John Hoyle has spent his career as an engineer, typically working with hazardous materials in areas all over the world, including Kuwait oil well fires in the early 1990s. As part of his job requirement, John had to undergo annual physicals. In 1991, he received notification after one such physical that he had elevated liver enzymes and changes in his platelet counts, which had the potential to be leukemia. After a negative bone marrow biopsy, John and his doctors decided to watch his lab results to see what happened.
Fast-forward to 2009: John began experiencing extreme fatigue and fluid retention issues and visited his local medical facility. His liver enzymes had remained elevated during the more than 15 years of annual testing, but this time John received a much more serious diagnosis: cirrhosis and three small lesions (tumors) on his liver. During this period he was hospitalized for episodes of encephalopathy with periods of memory loss and reduced brain function. After running through other medical options, John faced one final option: a liver transplant.
In the summer of 2010, John met with the transplant team at Carolinas Medical Center (CMC) for his initial evaluation and testing to see whether he met the criteria to be a transplant candidate. After about four months of medical and psychological evaluations, he met with his transplant surgeon in November to review the results. His doctor commented to him: “If you didn’t have a bad liver, you would be in good health.” But, unfortunately for John and his family, his liver was failing. John was officially added to the transplant waiting list on Wednesday before Thanksgiving 2010.
Because of the tumors on his liver, John underwent chemoembolization therapy while waiting for an organ to become available. The larger tumor was successfully treated but follow-up attempts to treat the others were cancelled due to his failing liver. On January 27, 2011, John was at CMC for a third scheduled attempt at chemotherapy. This attempt was also scrubbed because of his extremely elevated liver functions. Typically, John and his wife did not bring their cell phones into the hospital, but for some reason, they had on this day. Just after being told by the physician that the procedure was cancelled, John’s phone rang, and a CMC phone number appeared on the screen. It was Tracy, his liver transplant coordinator: “We have a liver for you.”

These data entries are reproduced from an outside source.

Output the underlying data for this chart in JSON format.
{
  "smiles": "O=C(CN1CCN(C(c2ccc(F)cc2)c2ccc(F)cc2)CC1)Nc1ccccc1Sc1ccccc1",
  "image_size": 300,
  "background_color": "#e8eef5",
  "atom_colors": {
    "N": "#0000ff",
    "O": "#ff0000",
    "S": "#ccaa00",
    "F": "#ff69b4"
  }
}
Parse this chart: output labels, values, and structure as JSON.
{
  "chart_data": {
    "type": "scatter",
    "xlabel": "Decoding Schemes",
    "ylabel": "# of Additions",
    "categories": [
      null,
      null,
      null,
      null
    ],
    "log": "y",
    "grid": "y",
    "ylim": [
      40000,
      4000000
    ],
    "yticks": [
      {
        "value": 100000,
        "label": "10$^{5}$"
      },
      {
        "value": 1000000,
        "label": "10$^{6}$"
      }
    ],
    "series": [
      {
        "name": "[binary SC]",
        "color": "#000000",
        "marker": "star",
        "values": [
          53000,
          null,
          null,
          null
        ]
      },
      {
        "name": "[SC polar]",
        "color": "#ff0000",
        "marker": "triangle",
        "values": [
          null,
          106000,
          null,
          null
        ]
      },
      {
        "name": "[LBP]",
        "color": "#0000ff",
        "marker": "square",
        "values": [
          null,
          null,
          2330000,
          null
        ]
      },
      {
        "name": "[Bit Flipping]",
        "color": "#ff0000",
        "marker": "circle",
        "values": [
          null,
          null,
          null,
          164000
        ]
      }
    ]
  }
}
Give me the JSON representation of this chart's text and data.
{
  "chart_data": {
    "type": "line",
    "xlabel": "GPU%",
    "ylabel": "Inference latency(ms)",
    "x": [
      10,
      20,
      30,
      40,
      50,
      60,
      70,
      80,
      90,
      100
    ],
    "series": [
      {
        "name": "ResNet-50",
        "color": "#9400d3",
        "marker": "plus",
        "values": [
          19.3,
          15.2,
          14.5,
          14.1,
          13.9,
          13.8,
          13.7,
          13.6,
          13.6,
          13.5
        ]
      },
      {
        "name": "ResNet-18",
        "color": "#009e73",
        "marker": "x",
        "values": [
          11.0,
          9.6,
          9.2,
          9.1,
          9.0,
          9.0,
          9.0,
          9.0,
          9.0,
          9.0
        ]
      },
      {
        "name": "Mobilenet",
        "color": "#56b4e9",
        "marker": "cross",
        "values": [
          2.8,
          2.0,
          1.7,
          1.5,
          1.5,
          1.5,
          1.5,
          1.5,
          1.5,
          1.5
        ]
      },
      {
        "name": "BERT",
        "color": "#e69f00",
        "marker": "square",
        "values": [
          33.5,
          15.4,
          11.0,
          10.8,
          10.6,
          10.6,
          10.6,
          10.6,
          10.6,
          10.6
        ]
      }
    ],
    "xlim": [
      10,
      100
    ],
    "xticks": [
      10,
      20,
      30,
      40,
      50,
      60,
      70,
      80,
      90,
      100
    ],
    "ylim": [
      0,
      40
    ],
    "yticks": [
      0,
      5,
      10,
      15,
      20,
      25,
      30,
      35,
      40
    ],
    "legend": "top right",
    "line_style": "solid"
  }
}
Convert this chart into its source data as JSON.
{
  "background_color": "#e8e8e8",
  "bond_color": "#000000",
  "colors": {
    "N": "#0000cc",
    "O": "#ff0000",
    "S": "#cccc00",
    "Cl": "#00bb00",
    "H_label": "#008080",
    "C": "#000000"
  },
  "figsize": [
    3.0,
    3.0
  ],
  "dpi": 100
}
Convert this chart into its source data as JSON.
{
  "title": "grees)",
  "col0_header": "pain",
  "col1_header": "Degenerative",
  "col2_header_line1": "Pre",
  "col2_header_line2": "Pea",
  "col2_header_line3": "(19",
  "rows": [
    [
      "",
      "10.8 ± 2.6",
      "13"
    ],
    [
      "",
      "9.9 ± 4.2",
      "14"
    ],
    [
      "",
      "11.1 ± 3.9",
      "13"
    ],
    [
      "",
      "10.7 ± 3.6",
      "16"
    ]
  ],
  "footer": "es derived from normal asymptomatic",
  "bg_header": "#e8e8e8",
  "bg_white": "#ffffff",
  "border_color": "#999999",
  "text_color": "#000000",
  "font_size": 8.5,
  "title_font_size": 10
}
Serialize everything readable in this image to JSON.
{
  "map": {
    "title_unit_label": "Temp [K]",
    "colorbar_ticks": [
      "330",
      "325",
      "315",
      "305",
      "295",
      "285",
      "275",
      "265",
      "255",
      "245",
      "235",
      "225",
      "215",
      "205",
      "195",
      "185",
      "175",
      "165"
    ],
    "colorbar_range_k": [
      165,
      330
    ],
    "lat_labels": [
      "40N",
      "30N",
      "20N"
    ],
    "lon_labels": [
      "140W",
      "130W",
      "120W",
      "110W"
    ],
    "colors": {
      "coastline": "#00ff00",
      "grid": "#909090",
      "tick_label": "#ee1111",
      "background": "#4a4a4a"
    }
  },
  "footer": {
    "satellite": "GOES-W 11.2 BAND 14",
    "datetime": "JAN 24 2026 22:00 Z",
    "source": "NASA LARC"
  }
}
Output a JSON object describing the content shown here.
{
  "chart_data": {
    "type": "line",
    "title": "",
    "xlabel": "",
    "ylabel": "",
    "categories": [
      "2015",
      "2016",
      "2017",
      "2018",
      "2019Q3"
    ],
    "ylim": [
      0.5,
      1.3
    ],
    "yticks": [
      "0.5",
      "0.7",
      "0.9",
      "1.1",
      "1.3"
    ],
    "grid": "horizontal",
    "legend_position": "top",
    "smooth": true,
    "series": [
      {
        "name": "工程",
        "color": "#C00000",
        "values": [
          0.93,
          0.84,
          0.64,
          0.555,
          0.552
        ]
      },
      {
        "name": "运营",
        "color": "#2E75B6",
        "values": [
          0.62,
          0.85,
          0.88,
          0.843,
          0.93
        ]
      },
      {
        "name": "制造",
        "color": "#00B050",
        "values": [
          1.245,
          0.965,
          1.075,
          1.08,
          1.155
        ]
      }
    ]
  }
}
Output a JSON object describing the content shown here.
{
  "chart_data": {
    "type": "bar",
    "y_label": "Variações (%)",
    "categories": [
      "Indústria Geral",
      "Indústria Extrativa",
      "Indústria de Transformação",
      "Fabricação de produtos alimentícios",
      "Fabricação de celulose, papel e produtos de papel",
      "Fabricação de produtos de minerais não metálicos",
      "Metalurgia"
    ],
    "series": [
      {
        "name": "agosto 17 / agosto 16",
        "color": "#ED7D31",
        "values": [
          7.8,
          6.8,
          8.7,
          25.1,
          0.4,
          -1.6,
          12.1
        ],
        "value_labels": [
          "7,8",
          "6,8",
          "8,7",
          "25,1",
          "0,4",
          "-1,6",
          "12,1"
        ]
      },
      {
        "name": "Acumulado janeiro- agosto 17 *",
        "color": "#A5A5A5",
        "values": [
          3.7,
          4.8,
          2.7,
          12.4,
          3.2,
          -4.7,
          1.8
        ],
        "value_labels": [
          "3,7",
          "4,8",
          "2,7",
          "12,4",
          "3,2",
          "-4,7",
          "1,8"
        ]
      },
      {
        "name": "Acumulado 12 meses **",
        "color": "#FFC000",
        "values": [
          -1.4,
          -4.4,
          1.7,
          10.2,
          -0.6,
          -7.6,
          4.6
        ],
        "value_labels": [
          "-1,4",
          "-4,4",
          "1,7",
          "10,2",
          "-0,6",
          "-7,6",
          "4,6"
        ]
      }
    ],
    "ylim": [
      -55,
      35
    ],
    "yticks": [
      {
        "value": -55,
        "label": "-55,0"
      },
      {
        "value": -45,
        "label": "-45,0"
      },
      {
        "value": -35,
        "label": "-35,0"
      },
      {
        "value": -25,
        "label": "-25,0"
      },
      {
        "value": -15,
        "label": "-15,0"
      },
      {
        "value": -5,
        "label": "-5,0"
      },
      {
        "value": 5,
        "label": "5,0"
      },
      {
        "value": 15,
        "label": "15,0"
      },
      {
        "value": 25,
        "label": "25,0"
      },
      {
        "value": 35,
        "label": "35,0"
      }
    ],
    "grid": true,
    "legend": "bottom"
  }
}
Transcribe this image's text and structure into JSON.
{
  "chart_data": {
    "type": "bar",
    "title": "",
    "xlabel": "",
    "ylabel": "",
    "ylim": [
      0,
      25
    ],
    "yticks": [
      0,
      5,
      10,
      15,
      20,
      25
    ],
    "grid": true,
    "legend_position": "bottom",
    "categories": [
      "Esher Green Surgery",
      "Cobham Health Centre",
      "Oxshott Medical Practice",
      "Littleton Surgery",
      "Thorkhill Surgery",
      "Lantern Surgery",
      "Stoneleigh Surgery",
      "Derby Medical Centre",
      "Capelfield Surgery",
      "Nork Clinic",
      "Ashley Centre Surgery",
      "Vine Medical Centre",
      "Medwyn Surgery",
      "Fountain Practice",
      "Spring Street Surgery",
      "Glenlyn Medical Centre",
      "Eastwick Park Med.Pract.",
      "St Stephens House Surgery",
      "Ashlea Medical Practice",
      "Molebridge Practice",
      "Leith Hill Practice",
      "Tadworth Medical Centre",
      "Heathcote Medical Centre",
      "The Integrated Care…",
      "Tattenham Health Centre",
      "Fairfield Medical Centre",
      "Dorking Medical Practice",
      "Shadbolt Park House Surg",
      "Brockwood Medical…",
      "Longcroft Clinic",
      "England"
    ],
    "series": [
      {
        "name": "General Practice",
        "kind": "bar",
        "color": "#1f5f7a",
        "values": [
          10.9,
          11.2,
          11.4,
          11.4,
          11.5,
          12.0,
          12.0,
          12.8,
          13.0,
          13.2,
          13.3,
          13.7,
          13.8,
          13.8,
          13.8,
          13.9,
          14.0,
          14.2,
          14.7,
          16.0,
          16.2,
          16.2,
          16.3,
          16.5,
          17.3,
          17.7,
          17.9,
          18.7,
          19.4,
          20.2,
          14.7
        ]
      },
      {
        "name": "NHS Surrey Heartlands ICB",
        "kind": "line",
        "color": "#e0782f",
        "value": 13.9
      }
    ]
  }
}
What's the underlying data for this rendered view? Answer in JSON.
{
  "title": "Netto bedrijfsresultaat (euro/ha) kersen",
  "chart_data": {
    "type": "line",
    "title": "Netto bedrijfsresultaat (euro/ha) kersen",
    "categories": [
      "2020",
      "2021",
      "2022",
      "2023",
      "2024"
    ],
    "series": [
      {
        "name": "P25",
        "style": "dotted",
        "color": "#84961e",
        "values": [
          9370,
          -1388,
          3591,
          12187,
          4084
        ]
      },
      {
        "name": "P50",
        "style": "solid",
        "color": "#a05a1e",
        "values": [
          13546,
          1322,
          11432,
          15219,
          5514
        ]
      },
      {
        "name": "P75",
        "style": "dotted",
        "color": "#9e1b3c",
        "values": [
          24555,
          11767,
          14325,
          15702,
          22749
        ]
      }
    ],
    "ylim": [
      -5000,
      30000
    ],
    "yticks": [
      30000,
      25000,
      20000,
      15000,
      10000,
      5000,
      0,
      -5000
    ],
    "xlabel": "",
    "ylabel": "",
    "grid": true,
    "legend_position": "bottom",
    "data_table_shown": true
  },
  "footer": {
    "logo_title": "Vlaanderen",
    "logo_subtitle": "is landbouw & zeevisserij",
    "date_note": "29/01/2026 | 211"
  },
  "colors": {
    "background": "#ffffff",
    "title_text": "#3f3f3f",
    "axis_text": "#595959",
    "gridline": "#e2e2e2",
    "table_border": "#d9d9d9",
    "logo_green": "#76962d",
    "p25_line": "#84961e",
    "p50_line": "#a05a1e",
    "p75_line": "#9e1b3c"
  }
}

Fortunately, John did not have far to travel: he was already at CMC! Everything moved quickly at this point. His coordinator called around 2pm, and by 6pm, John was in pre-op waiting to hear the final go-ahead from his surgeon that his new liver was healthy and a match. His surgeon came in at 7pm, gave him the thumbs up, and John was whisked off to surgery. By 6:00am the following morning, John was out of and recovering in the ICU. His new liver worked beautifully, and he no longer suffers the effects of liver function failure that he had for so long.
Not only was John’s life saved by this precious gift, but his life was further enriched by the addition of a new family. After writing a letter to his donor’s family, John received a letter back from the mother of his donor, indicating that she wanted to meet. So, in the spring of 2013 almost two years after his transplant, John had the opportunity to say thank you in person to the family who changed his life forever. The young man who saved John’s life, Richard, was only 23 years old. His mother and father, brother, sister, and nephew could see what Richard’s selfless act gave to not only John but to John’s wife, his four sons, and three grandchildren. Since meeting earlier this year, the two families keep in contact and are forever bonded through the precious gift of organ donation.
John has continued to work full-time thanks to his new lease on life. He is able to spend time with his family and return to his passions and interests. John has experienced zero rejection and is so appreciative for the second chance Richard gave to him. Now, John is doing all he can to share his story, hoping that it inspires someone like you to give life to others, to bring hope to families, and to make something positive out of a tragic situation, by registering as an organ, tissue and eye donor.